To determine whether the dual activity of IL-10 on pgTregs and Tregs resulted in altered functional capacity within the total Treg population, we tested the ability of post-therapy MLN CD4⁺CD25⁺ T-cells to suppress naïve T-cell proliferation and activation. In comparison to cells isolated from control treated APC^min/+ mice, the cells from IL-10 treated APC^min/+ mice were significantly more effective at suppressing these processes both in vivo and in vitro (Fig. 4A, Supplementary Fig. 6C).

Figure 4. IL-10-mediated neutralization of pgTregs enhances Treg-mediated suppression of polyposis.
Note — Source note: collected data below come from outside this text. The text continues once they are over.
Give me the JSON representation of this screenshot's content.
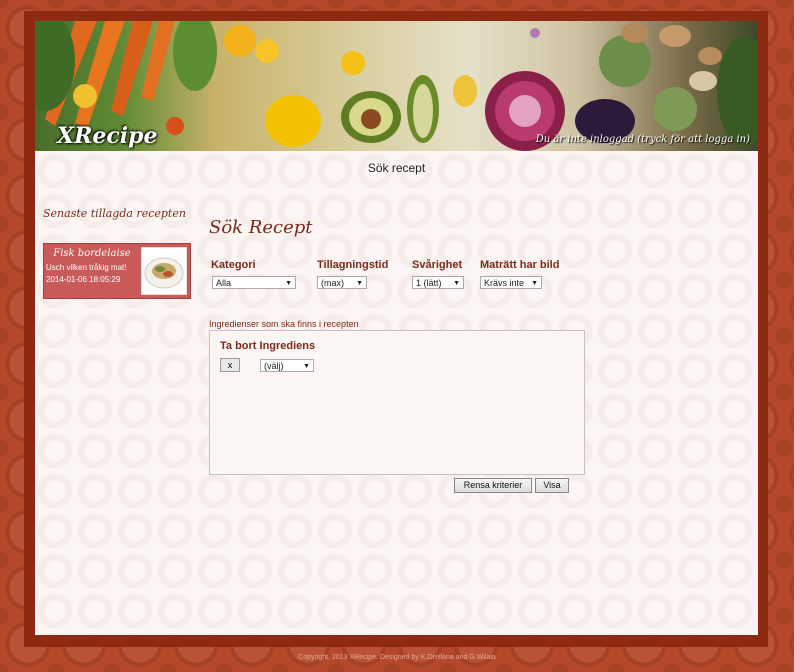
{
  "header": {
    "site_title": "XRecipe",
    "login_status": "Du är inte inloggad (tryck för att logga in)"
  },
  "page": {
    "heading": "Sök recept"
  },
  "sidebar": {
    "title": "Senaste tillagda recepten",
    "recent_recipes": [
      {
        "name": "Fisk bordelaise",
        "description": "Usch vilken tråkig mat!",
        "date": "2014-01-06 18:05:29"
      }
    ]
  },
  "search": {
    "title": "Sök Recept",
    "filters": [
      {
        "label": "Kategori",
        "value": "Alla"
      },
      {
        "label": "Tillagningstid",
        "value": "(max)"
      },
      {
        "label": "Svårighet",
        "value": "1 (lätt)"
      },
      {
        "label": "Maträtt har bild",
        "value": "Krävs inte"
      }
    ],
    "ingredients_label": "Ingredienser som ska finns i recepten",
    "remove_title": "Ta bort Ingrediens",
    "remove_button": "x",
    "ingredient_select": "(välj)",
    "clear_button": "Rensa kriterier",
    "show_button": "Visa"
  },
  "footer": {
    "text": "Copyright, 2013 XRecipe. Designed by K.Orellana and G.Wiiala"
  },
  "icons": {
    "dropdown": "chevron-down-icon"
  },
  "colors": {
    "background": "#b5472a",
    "frame": "#8e2a12",
    "content": "#fbf6f4",
    "heading": "#7a2a1a",
    "card": "#c85a5a"
  }
}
A. Suppression of cellular proliferation and activation. Isolated CD45.2⁺CD4⁺CD25⁺ Treg were mixed with CFSE-labeled CD45.1⁺ responder cells and applied to an in vivo Treg suppression assay. Responder cells were assessed for generation count, expression of CD44 and total number. The prevalences of IFNγ⁺CD45.1⁺ CD4⁺ cells in recipient lymph nodes were also determined. B. Suppression of disease. MLN CD45.2⁺CD4⁺CD25⁺ cells were adoptively transferred into 10 week old untreated CD45.2⁺ APC^min/+ mice. Polyp burdens, RBC levels and prevalences of MLN Th17 cells were assessed in recipients 4 weeks after transfer. For A plots are representative of each experimental group, (n=4-5); for B, (n=4) for the Mock Transfer group, and (n=8) for each of the transfer groups. *, **, *** = p<0.05, p<0.01, and <0.001, respectively. Error bars, s.e.m.
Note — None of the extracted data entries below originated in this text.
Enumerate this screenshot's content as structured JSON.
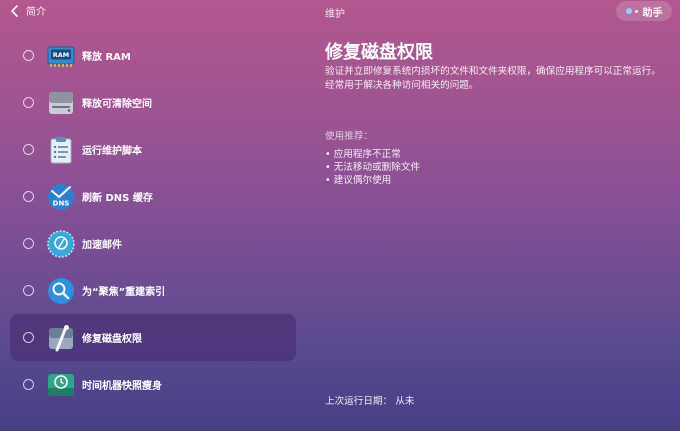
{
  "header": {
    "back_label": "简介",
    "section_title": "维护",
    "assistant_label": "助手"
  },
  "tasks": [
    {
      "label": "释放 RAM",
      "icon": "ram-icon",
      "icon_text": "RAM"
    },
    {
      "label": "释放可清除空间",
      "icon": "drive-icon"
    },
    {
      "label": "运行维护脚本",
      "icon": "clipboard-script-icon"
    },
    {
      "label": "刷新 DNS 缓存",
      "icon": "dns-icon",
      "icon_text": "DNS"
    },
    {
      "label": "加速邮件",
      "icon": "mail-stamp-icon"
    },
    {
      "label": "为“聚焦”重建索引",
      "icon": "spotlight-icon"
    },
    {
      "label": "修复磁盘权限",
      "icon": "wrench-disk-icon",
      "selected": true
    },
    {
      "label": "时间机器快照瘦身",
      "icon": "time-machine-icon"
    }
  ],
  "detail": {
    "title": "修复磁盘权限",
    "description": "验证并立即修复系统内损坏的文件和文件夹权限，确保应用程序可以正常运行。经常用于解决各种访问相关的问题。",
    "recommend_title": "使用推荐：",
    "recommendations": [
      "应用程序不正常",
      "无法移动或删除文件",
      "建议偶尔使用"
    ],
    "last_run": "上次运行日期：  从未"
  },
  "colors": {
    "accent_dot": "#8fd3ff",
    "selected_row": "#46286e"
  }
}
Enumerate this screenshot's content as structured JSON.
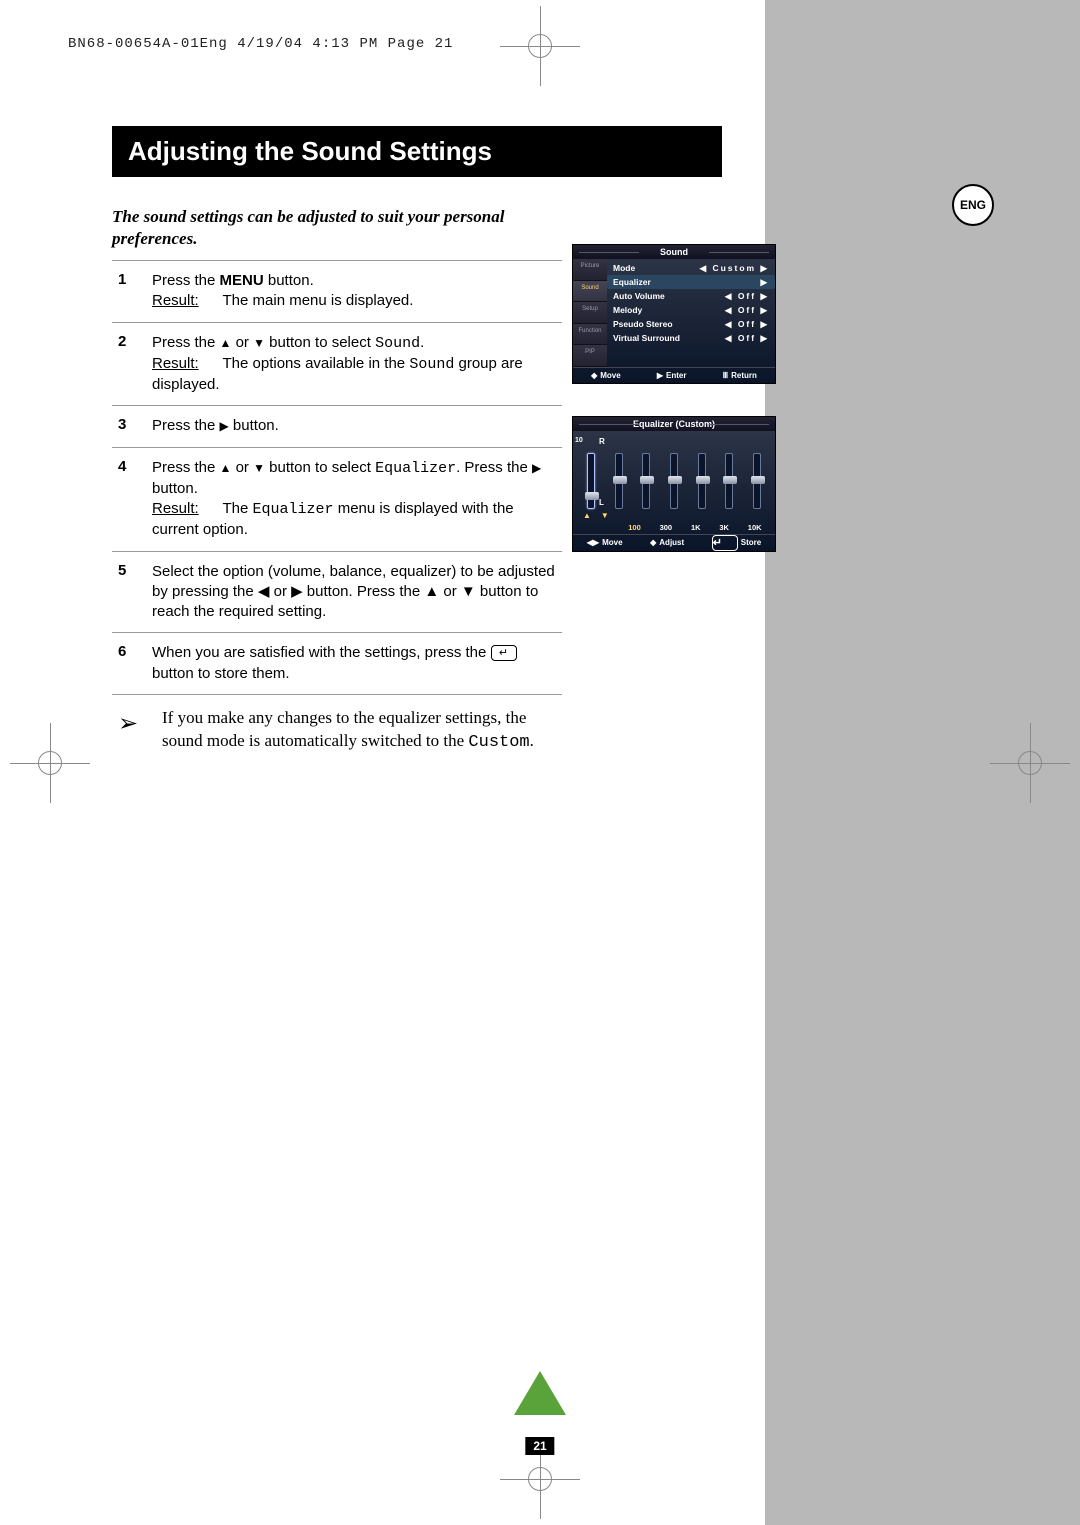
{
  "header_line": "BN68-00654A-01Eng  4/19/04  4:13 PM  Page 21",
  "title": "Adjusting the Sound Settings",
  "lang_badge": "ENG",
  "intro": "The sound settings can be adjusted to suit your personal preferences.",
  "result_label": "Result:",
  "steps": {
    "s1": {
      "num": "1",
      "line1_a": "Press the ",
      "line1_bold": "MENU",
      "line1_b": " button.",
      "result": "The main menu is displayed."
    },
    "s2": {
      "num": "2",
      "line1_a": "Press the ",
      "line1_b": " or ",
      "line1_c": " button to select ",
      "mono": "Sound",
      "line1_d": ".",
      "result_a": "The options available in the ",
      "result_mono": "Sound",
      "result_b": " group are displayed."
    },
    "s3": {
      "num": "3",
      "line1_a": "Press the ",
      "line1_b": " button."
    },
    "s4": {
      "num": "4",
      "line1_a": "Press the ",
      "line1_b": " or ",
      "line1_c": " button to select ",
      "mono": "Equalizer",
      "line1_d": ". Press the ",
      "line1_e": " button.",
      "result_a": "The ",
      "result_mono": "Equalizer",
      "result_b": " menu is displayed with the current option."
    },
    "s5": {
      "num": "5",
      "text": "Select the option (volume, balance, equalizer) to be adjusted by pressing the ◀ or ▶ button. Press the ▲ or ▼ button to reach the required setting."
    },
    "s6": {
      "num": "6",
      "text_a": "When you are satisfied with the settings, press the ",
      "text_b": " button to store them."
    }
  },
  "note": {
    "text_a": "If you make any changes to the equalizer settings, the sound mode is automatically switched to the ",
    "mono": "Custom",
    "text_b": "."
  },
  "osd_sound": {
    "header": "Sound",
    "tabs": [
      "Picture",
      "Sound",
      "Setup",
      "Function",
      "PIP"
    ],
    "items": [
      {
        "label": "Mode",
        "value": "◀  Custom  ▶"
      },
      {
        "label": "Equalizer",
        "value": "▶",
        "hl": true
      },
      {
        "label": "Auto Volume",
        "value": "◀  Off  ▶"
      },
      {
        "label": "Melody",
        "value": "◀  Off  ▶"
      },
      {
        "label": "Pseudo Stereo",
        "value": "◀  Off  ▶"
      },
      {
        "label": "Virtual Surround",
        "value": "◀  Off  ▶"
      }
    ],
    "footer": {
      "move": "Move",
      "enter": "Enter",
      "return": "Return"
    }
  },
  "osd_eq": {
    "header": "Equalizer (Custom)",
    "scale_top": "10",
    "r": "R",
    "l": "L",
    "bands": [
      "100",
      "300",
      "1K",
      "3K",
      "10K"
    ],
    "footer": {
      "move": "Move",
      "adjust": "Adjust",
      "store": "Store"
    }
  },
  "page_number": "21",
  "glyphs": {
    "up": "▲",
    "down": "▼",
    "left": "◀",
    "right": "▶",
    "enter": "↵",
    "updown": "◆",
    "leftright": "◀▶",
    "menu": "Ⅲ"
  }
}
The above results demonstrated that the suppressive capacity of APC^min/+ MLN CD4⁺CD25⁺ T-cells was restored by IL-10 microparticle therapy. We predicted that functional rescue of APC^min/+ intestinal Treg population via reversal of the pgTreg/Treg ratio was ultimately responsible for disease amelioration. To confirm this notion, we adoptively transferred MLN CD4⁺CD25⁺ T-cells from control or IL-10-treated APC^min/+ mice into 10 week old APC^min/+ recipients. IL-10-conditioned CD4⁺CD25⁺ T-cells reduced polyposis, corrected anemia and decreased the prevalence of Th17 cells in recipient MLNs (Fig. 4B, Supplementary Fig. 7A-C). Splenic disease, however, was not alleviated after transfer (Supplementary Fig. 7D, E). Whether the inability to restore full therapeutic effect was due to the limitations of the experimental approach, i.e. accumulation/persistence of transferred cells in the intestine; or to the absence of Treg-independent effects of IL-10 microparticle therapy, i.e. impacts on the innate immune system, was not determined.
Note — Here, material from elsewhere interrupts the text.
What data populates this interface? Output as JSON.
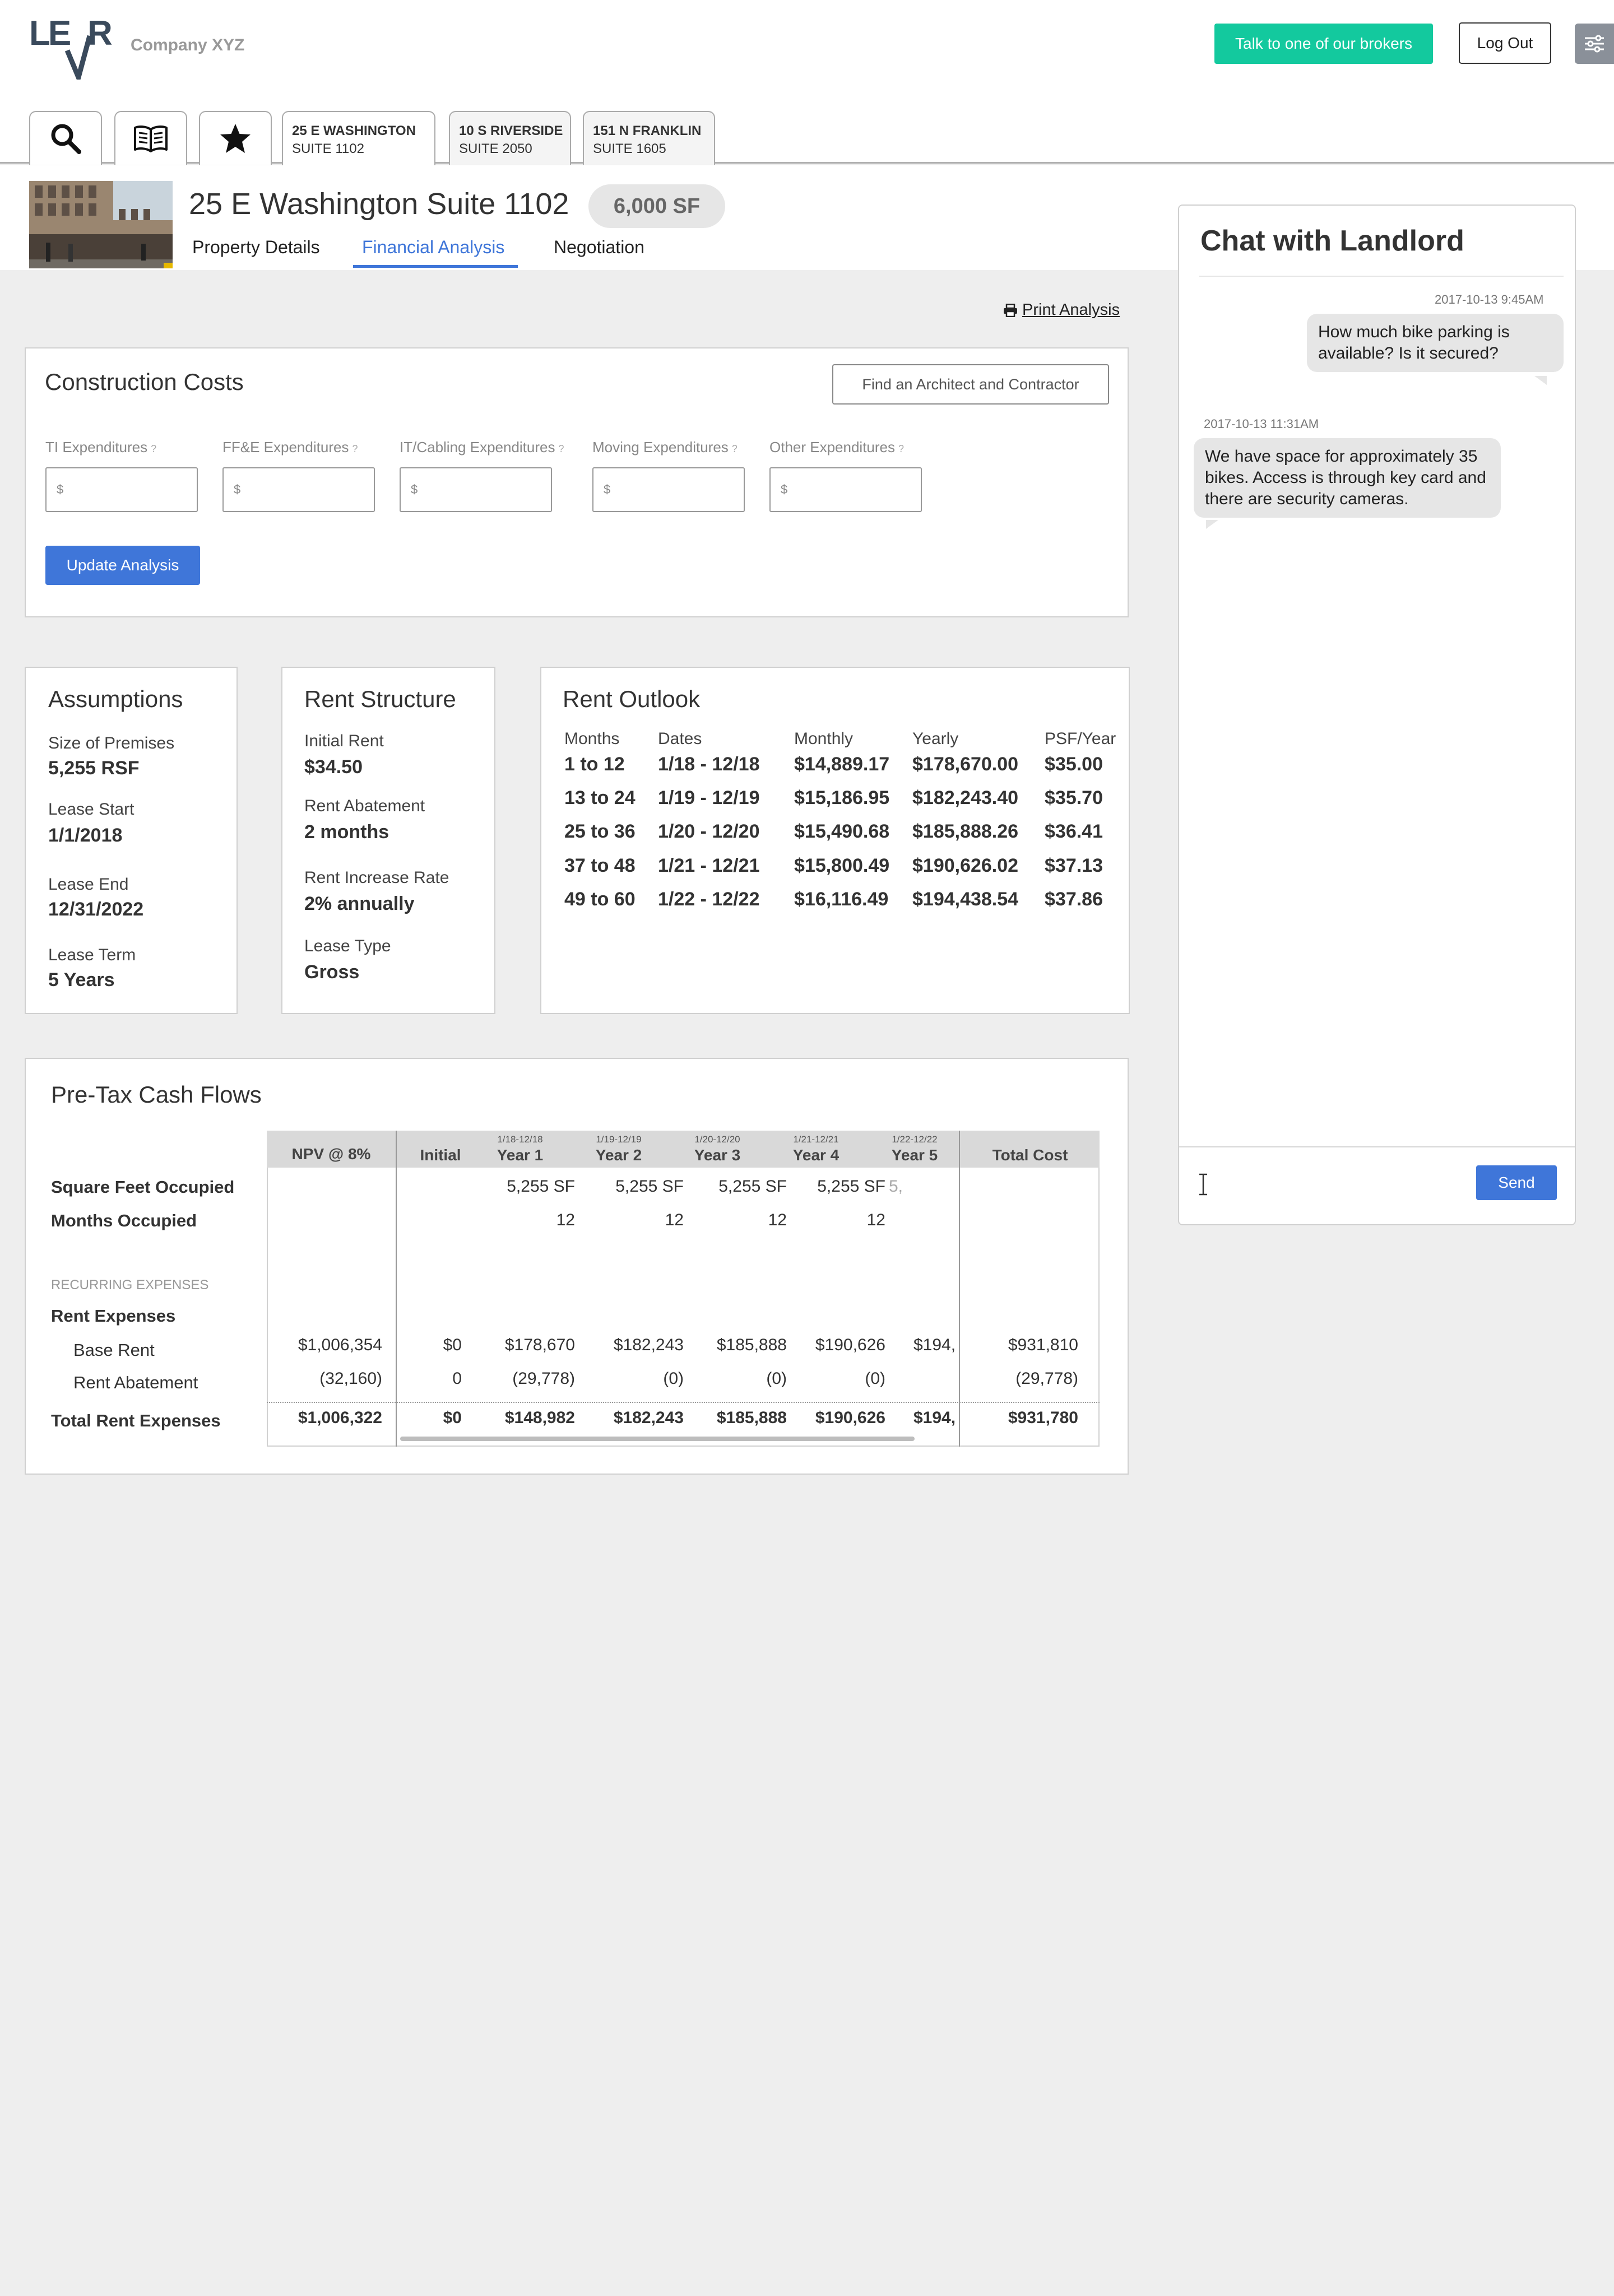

Our findings demonstrate that tissue-specific delivery of a particulate cytokine formulation can change the natural history of a highly penetrant genetic condition. We propose that tissue-localized IL-10 serves as a molecular rheostat, specifically modulating pgTreg function during intestinal inflammatory and dysplastic disease. The overall concepts tested here are expected to extend to other inflammation-driven diseases, especially those manifesting at mucosal surfaces, including IBD, asthma and genital tract infection.